I recently inherited $400,000 from my mother. I have no children, so I can use up the $400,000 before I die, or leave what’s left to my husband if he outlives me. I am in a quandary deciding what to do with the money.
We have had a broker in the past and have discussed the $400,000 with him. He offered two choices:
• Put it with a major investment-management firm. My broker says they are very adept at managing customer accounts and charge 1.25 percent a year. My broker will charge an additional 0.75 percent fee per year, making a total 2 percent a year.
• Invest in mutual funds with my broker instead. He charges 0.75 percent a year, but says my front-end load charge will be $7,500.
Which choice would you recommend?
A: Your broker has provided you with what he must — two ways of investing through his fat-clogged distribution system.
With total costs of 2 percent a year, it will cost as much, or more, to manage your money than it will earn in dividends and interest.
In other words, every dime of actual earnings will go to the broker and his firm.
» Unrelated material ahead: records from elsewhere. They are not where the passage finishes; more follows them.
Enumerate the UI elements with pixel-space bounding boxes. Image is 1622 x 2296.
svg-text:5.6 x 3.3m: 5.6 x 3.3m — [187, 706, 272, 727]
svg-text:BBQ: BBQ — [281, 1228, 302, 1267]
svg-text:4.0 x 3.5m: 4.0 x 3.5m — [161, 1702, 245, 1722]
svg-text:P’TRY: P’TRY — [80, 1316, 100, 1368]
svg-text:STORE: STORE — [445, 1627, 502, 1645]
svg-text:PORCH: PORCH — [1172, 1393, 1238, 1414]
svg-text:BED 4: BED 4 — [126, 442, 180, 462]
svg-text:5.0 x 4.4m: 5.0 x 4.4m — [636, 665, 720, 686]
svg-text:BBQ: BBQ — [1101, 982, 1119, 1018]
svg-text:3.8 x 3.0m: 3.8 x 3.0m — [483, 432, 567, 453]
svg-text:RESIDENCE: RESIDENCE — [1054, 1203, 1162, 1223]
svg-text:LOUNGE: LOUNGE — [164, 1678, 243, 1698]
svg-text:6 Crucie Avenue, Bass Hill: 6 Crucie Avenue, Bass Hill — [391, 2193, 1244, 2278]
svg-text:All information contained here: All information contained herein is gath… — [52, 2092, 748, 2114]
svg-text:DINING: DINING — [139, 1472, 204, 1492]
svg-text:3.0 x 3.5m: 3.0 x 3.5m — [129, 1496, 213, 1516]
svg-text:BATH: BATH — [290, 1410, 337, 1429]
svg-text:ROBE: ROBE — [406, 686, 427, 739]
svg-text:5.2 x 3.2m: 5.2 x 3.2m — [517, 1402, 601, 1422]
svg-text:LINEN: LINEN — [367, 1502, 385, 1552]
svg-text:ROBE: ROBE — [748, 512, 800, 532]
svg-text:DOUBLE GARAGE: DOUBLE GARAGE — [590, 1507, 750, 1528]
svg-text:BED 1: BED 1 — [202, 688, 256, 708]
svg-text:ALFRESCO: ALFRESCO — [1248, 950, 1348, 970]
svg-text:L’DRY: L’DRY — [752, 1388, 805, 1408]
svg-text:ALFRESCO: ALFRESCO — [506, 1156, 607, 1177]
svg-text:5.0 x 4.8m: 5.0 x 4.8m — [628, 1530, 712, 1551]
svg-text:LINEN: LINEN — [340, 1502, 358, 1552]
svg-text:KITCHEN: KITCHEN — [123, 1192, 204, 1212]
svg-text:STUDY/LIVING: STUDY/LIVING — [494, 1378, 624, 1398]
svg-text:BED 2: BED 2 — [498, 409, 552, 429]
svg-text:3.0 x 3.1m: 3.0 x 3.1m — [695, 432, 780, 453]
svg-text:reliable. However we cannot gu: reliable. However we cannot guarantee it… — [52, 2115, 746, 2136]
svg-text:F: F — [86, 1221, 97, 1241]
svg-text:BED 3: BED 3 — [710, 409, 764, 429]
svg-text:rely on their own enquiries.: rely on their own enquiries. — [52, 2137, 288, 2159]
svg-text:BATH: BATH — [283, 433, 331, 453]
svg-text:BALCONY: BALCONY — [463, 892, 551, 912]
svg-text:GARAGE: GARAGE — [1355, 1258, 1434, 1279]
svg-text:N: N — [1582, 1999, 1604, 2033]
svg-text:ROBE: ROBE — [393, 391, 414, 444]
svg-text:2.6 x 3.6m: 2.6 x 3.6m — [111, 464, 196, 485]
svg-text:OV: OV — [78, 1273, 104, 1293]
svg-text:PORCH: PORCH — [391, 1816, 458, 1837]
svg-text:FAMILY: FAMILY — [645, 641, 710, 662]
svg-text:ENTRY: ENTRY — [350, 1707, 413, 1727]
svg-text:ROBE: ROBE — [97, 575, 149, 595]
What you will get is the risk. Somehow that doesn’t seem fair since it is your money.
So allow me to suggest a third alternative that will give you some income to compensate you for the risk you’ll be taking.
Put that $400,000 in a low-cost index-fund solution such as Vanguard Balanced Index Admiral shares, ticker VBIAX. This fund is rated five stars by Morningstar, has no commission cost to purchase and has an annual expense ratio of 0.10 percent.
This traditional balanced fund beat at least 75 percent of its more-expensive managed competition over the last three-, five-, 10- and 15-year periods.
It also has a current yield of about 2.15 percent, so you’ll actually have some income from your investment instead of paying it all to the managers.
The Balanced Index fund is typical of moderate-risk funds. It invests 60 percent in domestic equities and 40 percent in domestic fixed income.
Is that too much risk for you? No. Here’s why: Between Social Security benefits and pension benefits that you and your husband have, a substantial part of your living expenses is covered.
If you have an issue, it is longevity, and that argues for owning more in stocks and less in bonds.